Existence and qualitative properties of ground state solutions for the Schr\"{o}dinger-Bopp-Podolsky system

TL;DR

This paper proves the existence, uniqueness, and qualitative properties of ground state solutions for a nonlinear, nonlocal Schr"{o}dinger-Bopp-Podolsky system, including symmetry, positivity, and decay characteristics.

Contribution

It establishes the existence of ground state solutions using variational methods and analyzes their qualitative properties under electrostatic conditions.

Findings

Existence of nontrivial solutions via mountain-pass lemma

Ground state solutions are positive, radially symmetric, and exponentially decaying

Asymptotic behavior of solutions with respect to parameter a

Abstract

This paper concerns the existence and related properties of solutions to the Schr\"{o}dinger-Bopp-Podolsky system, which reduces to a nonlinear and nonlocal partial differential equation describing a Schr\"{o}dinger field coupled with its electromagnetic field in Bopp-Podolsky theory under purely electrostatic conditions.
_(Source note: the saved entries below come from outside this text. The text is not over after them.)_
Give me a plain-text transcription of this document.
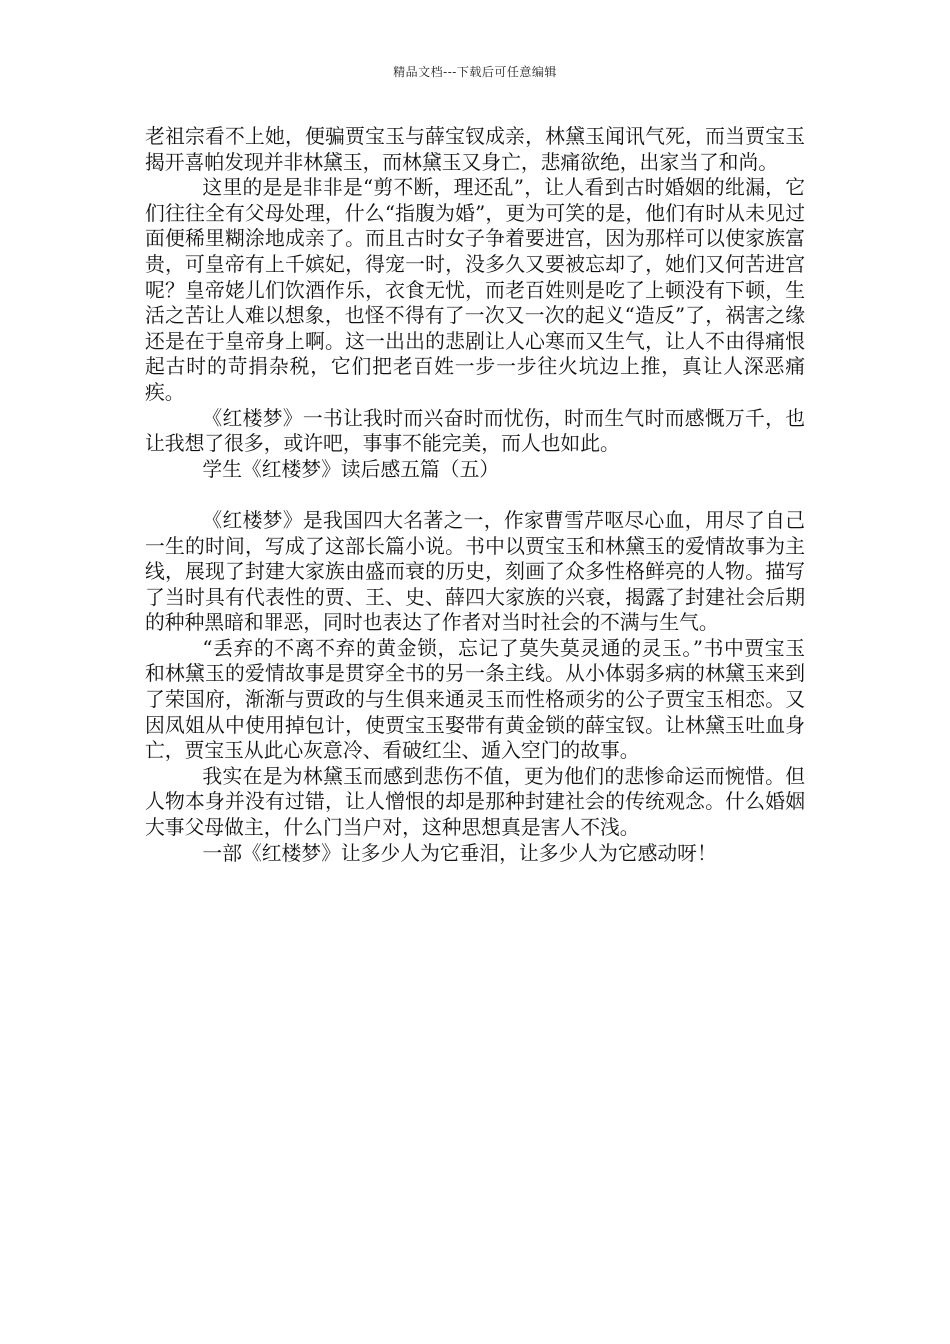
精品文档---下载后可任意编辑

老祖宗看不上她，便骗贾宝玉与薛宝钗成亲，林黛玉闻讯气死，而当贾宝玉揭开喜帕发现并非林黛玉，而林黛玉又身亡，悲痛欲绝，出家当了和尚。

这里的是是非非是“剪不断，理还乱”，让人看到古时婚姻的纰漏，它们往往全有父母处理，什么“指腹为婚”，更为可笑的是，他们有时从未见过面便稀里糊涂地成亲了。而且古时女子争着要进宫，因为那样可以使家族富贵，可皇帝有上千嫔妃，得宠一时，没多久又要被忘却了，她们又何苦进宫呢？皇帝姥儿们饮酒作乐，衣食无忧，而老百姓则是吃了上顿没有下顿，生活之苦让人难以想象，也怪不得有了一次又一次的起义“造反”了，祸害之缘还是在于皇帝身上啊。这一出出的悲剧让人心寒而又生气，让人不由得痛恨起古时的苛捐杂税，它们把老百姓一步一步往火坑边上推，真让人深恶痛疾。

《红楼梦》一书让我时而兴奋时而忧伤，时而生气时而感慨万千，也让我想了很多，或许吧，事事不能完美，而人也如此。

学生《红楼梦》读后感五篇（五）

《红楼梦》是我国四大名著之一，作家曹雪芹呕尽心血，用尽了自己一生的时间，写成了这部长篇小说。书中以贾宝玉和林黛玉的爱情故事为主线，展现了封建大家族由盛而衰的历史，刻画了众多性格鲜亮的人物。描写了当时具有代表性的贾、王、史、薛四大家族的兴衰，揭露了封建社会后期的种种黑暗和罪恶，同时也表达了作者对当时社会的不满与生气。

“丢弃的不离不弃的黄金锁，忘记了莫失莫灵通的灵玉。”书中贾宝玉和林黛玉的爱情故事是贯穿全书的另一条主线。从小体弱多病的林黛玉来到了荣国府，渐渐与贾政的与生俱来通灵玉而性格顽劣的公子贾宝玉相恋。又因凤姐从中使用掉包计，使贾宝玉娶带有黄金锁的薛宝钗。让林黛玉吐血身亡，贾宝玉从此心灰意冷、看破红尘、遁入空门的故事。

我实在是为林黛玉而感到悲伤不值，更为他们的悲惨命运而惋惜。但人物本身并没有过错，让人憎恨的却是那种封建社会的传统观念。什么婚姻大事父母做主，什么门当户对，这种思想真是害人不浅。

一部《红楼梦》让多少人为它垂泪，让多少人为它感动呀！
Firstly, by applying the mountain-pass lemma, we obtain the existence of nontrivial solutions. Then, through some estimates of the ground state energy, we prove the existence of ground state solutions. By exploring the relationship between solutions and paths associated with critical points, we further demonstrate that the obtained solutions are ground states of mountain-pass type. Additionally, the positivity, radial symmetry, rotational invariance, and exponential decay of the ground state solutions are considered. Finally, in the radial case, we explore the asymptotic behavior of the obtained solutions with respect to $a$.